THE extraordinary Justify roared to an imperious victory in the 15oth Belmont Stakes in the fading daylight of Saturday afternoon, becoming the 13th horse to win thoroughbred racing’s Triple Crown and only the second in four decades.
The strapping chestnut colt with the white blaze running from his eyes to the tip of his nose, trained by Bob Baffert and ridden by Mike Smith, broke well out of the gate and went right to the front, leading from wire to wire and finishing in a time of 2:28.18 amid a deafening roar from the crowd of 90,327 at Belmont Park, the venerable race course just outside New York city limits.
Running from the unenviable No1 post, Justify galloped through fractions of 23.37 seconds for the opening quarter-mile, 48.11 for the half, 1:13.21 for three quarters and 1:38.09 for the mile and was never seriously challenged in the grueling one-and-a-half mile race, settling into an easy rhythm under a soft pace down the backstretch of the sprawling oval known as Big Sandy and coasting home as the delirious cheers from grandstand rose and rose again. The clean glimmer of his magnificent copper coat as he breezed through the wire stood in stark relief with the nine soiled foes he’d vanquished: quite literally, he left them in his dust.
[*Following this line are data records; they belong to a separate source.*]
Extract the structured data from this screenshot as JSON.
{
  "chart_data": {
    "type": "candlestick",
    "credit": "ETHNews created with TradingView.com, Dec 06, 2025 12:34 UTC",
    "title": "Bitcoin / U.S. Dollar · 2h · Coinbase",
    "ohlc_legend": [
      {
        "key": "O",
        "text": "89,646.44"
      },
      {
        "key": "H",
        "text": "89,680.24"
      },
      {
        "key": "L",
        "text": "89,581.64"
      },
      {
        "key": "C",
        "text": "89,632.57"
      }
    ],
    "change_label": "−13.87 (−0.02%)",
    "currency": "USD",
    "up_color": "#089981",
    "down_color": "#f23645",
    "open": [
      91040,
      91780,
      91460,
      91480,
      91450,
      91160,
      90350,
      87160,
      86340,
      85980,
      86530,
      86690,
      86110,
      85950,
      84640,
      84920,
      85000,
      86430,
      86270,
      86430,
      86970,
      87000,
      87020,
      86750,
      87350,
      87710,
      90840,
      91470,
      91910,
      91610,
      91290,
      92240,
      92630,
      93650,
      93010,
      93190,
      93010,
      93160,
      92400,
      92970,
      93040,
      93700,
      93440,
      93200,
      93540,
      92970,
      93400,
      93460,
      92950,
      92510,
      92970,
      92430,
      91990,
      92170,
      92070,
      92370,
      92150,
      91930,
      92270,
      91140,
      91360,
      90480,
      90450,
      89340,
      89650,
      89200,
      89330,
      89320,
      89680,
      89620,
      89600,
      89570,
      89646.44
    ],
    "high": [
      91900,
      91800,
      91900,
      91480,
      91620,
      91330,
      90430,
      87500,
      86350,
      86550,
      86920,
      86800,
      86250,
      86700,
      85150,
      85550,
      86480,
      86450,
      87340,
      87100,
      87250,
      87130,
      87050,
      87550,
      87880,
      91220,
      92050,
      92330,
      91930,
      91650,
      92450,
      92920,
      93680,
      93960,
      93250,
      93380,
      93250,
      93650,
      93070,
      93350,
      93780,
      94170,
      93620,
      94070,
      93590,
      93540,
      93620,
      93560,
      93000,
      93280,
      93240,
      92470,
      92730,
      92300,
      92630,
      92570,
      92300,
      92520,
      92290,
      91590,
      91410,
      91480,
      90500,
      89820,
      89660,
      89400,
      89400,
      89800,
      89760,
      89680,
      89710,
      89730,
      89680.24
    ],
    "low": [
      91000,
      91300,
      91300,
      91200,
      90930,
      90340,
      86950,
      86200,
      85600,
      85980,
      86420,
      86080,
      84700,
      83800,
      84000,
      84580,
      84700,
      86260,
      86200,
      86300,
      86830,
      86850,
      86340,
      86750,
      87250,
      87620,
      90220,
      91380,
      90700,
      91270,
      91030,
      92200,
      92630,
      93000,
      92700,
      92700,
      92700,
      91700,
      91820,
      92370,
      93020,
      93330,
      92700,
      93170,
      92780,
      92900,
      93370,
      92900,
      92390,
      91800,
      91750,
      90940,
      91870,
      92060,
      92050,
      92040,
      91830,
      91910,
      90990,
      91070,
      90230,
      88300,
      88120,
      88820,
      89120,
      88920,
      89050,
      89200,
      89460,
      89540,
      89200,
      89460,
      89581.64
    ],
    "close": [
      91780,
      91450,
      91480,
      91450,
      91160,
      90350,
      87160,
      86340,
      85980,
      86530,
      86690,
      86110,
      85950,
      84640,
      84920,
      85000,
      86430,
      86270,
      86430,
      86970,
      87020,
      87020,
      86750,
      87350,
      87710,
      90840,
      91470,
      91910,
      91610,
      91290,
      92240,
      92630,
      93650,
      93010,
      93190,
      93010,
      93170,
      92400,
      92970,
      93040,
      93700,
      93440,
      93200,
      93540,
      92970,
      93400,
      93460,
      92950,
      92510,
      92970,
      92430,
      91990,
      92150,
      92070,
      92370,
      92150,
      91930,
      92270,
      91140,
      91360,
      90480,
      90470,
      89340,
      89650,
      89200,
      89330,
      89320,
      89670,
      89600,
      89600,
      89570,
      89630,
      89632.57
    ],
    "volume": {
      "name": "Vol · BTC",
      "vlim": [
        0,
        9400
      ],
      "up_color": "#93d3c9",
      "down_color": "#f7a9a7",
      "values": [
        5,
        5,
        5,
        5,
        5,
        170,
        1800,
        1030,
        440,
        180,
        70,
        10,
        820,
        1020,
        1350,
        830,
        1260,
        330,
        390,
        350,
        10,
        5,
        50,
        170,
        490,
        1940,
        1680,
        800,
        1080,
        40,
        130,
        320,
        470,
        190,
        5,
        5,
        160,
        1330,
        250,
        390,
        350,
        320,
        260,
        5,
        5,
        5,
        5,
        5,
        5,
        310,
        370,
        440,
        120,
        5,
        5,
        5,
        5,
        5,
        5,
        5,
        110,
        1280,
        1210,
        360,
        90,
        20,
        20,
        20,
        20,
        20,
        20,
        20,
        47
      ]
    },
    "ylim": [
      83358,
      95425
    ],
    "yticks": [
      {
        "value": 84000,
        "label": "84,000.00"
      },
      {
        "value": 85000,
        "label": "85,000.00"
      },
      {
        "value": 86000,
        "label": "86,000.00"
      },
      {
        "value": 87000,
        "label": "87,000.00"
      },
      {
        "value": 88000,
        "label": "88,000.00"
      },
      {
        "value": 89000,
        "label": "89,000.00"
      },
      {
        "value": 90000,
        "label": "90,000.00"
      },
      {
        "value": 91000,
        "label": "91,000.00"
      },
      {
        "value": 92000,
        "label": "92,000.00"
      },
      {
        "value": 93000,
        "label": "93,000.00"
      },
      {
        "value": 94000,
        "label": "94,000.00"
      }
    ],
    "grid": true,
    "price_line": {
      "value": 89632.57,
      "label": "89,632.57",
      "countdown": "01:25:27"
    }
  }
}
“This horse ran a tremendous race,” said Smith, who at 52 is the oldest jockey to complete the rare sweep of America’s three most famous races. “He’s so gifted. He’s sent from heaven. He’s just amazing. I can’t describe the emotions going through my body right now.”
Baffert, 65, for so long intimately familiar with Triple Crown heartbreak after he was thwarted in the Belmont with Silver Charm (1997), Real Quiet (1998) and War Emblem (2002), has now won the sport’s ultimate price twice in four years.
“It’s just amazing,” the Hall of Fame trainer said. “It never gets old. American Pharoah, he’ll always be my first love, (but) Mike Smith, he deserves something like this.”